The case for working and learning in the open

I’m about to make the case for learning in the open — for sharing your organization’s or your team’s thinking on your org’s blog and social media. What are you currently working on and why, what have you learned and why, what issues or questions are driving your thinking and why?

You see the pattern: What’s going on and why? Together, these things help others learn both what you’re doing and what’s motivating you to do these things.
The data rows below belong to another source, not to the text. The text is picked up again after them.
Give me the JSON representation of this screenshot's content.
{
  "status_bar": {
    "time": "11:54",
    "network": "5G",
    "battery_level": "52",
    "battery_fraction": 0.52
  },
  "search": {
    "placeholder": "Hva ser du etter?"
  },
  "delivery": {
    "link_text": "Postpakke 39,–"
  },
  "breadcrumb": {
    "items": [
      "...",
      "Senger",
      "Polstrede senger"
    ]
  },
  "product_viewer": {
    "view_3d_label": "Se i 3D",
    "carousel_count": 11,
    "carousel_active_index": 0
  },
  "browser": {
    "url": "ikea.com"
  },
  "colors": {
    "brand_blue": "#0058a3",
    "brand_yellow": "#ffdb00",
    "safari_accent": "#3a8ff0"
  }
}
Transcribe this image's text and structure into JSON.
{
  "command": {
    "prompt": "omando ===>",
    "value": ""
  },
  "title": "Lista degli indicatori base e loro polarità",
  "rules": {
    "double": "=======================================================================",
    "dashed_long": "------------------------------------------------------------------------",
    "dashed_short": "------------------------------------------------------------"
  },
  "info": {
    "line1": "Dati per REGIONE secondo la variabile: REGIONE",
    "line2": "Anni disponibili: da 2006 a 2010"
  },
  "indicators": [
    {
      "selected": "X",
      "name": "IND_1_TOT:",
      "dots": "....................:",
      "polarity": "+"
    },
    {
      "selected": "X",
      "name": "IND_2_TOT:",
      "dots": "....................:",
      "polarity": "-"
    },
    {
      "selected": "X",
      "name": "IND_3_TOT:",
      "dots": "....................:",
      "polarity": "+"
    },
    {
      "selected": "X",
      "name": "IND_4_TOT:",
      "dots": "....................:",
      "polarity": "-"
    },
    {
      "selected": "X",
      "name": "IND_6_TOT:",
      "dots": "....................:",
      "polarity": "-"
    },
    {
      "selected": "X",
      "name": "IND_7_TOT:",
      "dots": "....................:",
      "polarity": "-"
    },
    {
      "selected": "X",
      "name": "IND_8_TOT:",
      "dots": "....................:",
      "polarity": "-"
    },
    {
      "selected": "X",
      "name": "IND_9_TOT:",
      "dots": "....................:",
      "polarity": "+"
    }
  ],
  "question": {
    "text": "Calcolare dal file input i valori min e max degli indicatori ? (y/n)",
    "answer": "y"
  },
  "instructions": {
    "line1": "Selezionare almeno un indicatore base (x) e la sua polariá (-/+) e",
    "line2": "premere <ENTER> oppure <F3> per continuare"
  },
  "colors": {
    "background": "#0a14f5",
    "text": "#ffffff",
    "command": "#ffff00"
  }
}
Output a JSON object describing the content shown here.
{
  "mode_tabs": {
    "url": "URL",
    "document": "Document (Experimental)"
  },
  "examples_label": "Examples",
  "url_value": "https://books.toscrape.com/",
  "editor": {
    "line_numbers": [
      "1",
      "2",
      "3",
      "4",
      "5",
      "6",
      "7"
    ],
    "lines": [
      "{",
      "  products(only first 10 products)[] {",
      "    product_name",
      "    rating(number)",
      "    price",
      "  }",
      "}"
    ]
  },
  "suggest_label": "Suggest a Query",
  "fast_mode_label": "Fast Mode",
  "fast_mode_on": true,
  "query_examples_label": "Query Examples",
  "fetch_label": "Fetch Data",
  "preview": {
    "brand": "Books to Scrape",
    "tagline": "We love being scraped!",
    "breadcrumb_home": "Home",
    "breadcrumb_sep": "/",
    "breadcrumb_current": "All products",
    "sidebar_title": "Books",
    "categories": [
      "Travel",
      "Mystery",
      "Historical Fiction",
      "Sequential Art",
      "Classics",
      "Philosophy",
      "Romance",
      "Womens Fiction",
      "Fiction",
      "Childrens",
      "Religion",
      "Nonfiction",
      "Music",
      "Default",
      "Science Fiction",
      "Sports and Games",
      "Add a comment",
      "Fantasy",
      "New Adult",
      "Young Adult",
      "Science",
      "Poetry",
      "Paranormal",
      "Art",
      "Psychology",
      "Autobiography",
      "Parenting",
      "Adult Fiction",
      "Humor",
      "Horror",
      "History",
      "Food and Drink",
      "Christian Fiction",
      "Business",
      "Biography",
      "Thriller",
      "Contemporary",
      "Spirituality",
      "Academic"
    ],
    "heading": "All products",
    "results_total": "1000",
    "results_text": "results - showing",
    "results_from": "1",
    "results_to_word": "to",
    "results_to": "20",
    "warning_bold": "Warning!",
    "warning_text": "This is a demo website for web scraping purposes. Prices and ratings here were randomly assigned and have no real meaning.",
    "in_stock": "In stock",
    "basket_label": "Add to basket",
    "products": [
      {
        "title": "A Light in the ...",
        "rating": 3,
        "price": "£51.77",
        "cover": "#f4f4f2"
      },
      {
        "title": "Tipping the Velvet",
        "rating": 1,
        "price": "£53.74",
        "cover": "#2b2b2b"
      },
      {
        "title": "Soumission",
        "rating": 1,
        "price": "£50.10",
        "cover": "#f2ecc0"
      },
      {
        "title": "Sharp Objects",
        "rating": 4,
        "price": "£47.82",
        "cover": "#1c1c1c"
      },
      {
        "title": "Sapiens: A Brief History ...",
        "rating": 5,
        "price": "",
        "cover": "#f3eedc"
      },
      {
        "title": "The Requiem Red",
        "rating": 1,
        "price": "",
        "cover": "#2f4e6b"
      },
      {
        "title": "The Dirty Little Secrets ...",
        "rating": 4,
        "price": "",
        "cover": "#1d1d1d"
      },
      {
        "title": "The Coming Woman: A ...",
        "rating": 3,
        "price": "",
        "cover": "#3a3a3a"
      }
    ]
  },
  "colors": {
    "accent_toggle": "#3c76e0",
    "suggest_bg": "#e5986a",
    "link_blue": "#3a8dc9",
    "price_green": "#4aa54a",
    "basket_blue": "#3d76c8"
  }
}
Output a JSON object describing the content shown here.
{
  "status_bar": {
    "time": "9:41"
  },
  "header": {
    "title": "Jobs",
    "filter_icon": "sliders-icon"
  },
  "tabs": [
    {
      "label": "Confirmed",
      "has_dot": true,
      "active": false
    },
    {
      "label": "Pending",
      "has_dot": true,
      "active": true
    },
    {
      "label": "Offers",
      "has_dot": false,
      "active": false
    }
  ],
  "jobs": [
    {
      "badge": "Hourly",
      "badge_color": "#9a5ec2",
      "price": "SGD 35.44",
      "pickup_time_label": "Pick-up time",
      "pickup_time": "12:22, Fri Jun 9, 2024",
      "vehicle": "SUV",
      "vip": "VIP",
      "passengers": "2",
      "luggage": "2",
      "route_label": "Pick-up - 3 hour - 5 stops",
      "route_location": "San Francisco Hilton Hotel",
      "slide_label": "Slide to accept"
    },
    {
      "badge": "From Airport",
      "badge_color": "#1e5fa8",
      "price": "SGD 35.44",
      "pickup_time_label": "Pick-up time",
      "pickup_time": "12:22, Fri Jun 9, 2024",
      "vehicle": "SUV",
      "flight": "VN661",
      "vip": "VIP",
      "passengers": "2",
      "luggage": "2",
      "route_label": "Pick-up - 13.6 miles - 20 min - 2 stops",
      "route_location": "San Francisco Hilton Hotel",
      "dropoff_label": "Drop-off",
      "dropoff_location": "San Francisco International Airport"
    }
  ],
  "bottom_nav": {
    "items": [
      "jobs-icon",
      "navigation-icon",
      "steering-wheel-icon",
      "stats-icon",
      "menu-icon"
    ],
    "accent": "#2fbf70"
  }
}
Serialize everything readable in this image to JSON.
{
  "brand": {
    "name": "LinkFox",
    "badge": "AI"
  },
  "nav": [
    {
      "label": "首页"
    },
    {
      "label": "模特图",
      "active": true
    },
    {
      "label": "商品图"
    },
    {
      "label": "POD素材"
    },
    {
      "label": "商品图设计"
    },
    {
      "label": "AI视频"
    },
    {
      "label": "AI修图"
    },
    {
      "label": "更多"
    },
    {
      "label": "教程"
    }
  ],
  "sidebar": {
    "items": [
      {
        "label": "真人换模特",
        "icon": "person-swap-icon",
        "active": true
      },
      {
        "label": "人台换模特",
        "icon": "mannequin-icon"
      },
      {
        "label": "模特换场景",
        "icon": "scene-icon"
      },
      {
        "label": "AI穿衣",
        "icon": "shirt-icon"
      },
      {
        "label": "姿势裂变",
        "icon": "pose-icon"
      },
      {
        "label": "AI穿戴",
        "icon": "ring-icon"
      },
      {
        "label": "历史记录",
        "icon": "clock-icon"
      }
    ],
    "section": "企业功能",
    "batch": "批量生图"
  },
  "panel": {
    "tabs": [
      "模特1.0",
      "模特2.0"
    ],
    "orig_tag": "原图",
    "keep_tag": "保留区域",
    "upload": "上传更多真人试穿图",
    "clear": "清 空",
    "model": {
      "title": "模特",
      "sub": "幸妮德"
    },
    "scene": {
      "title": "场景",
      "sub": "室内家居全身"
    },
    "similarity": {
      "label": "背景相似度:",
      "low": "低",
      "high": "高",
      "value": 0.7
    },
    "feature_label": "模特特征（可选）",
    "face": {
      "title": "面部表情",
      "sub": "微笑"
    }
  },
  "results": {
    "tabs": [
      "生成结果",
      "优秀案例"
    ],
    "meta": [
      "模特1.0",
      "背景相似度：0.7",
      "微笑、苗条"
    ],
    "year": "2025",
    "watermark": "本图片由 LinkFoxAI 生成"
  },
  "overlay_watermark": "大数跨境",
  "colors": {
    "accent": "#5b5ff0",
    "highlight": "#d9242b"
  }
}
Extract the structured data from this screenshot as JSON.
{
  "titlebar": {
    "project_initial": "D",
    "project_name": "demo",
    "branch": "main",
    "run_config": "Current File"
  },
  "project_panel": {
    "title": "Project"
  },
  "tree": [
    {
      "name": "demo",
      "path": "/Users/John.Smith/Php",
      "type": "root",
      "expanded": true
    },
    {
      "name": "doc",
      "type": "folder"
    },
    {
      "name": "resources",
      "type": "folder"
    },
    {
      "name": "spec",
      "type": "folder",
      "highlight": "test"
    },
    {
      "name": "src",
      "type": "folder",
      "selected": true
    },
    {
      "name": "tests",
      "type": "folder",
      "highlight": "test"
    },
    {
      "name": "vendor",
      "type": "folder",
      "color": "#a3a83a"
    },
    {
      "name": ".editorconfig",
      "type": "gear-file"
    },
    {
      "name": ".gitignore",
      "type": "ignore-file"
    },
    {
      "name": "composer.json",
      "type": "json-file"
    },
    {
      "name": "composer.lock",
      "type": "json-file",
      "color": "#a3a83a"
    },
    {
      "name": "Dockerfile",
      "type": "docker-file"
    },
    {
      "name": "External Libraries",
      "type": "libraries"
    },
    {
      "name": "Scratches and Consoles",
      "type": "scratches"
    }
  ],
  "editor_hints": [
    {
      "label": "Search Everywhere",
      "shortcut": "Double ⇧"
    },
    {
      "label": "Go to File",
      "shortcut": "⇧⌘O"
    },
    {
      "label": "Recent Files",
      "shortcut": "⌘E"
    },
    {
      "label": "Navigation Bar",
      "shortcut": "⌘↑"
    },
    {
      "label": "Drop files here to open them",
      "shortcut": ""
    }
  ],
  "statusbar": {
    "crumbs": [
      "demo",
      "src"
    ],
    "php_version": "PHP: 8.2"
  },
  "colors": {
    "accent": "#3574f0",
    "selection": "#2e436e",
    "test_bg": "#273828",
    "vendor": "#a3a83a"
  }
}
Sharing your work openly helps others figure out how to interface with you**

  1. Collaborators and partners: It can be very helpful for partners, for potential collaborators, for potential to know what’s going on and the reasoning behind it. This allows others figure out if and how to work with you, and how to do so effectively. It cuts down on transactional costs as well as opportunity costs.
  2. Internally: It’s also helpful internally, to share across the organization. Staff, management, other departments all gain increased situational and contextual awareness of what’s going on and why you’re doing what you’re doing. This allows more easy coordination, reduces friction and can help identify new opportunities.

Additionally, transparency and documentation help in evaluating what’s worked and what hasn’t if you ever look back — and it offers a track record to point to, which can help build trust over time with both current and future executives.

So consider opening up your org’s communications platforms — blog, Twitter, LinkedIn, newsletter, even internal platforms — to include this kind of sharing. It has internal benefits galore, and a lot of potential upside externally. It might save a lot of work as resources are allocated to these formats, which tend to be more easily written up than more formalized, editorial formats.

Maybe most importantly, though, working and learning in the open creates a culture of mutual sharing and learning. And who wouldn’t benefit from that?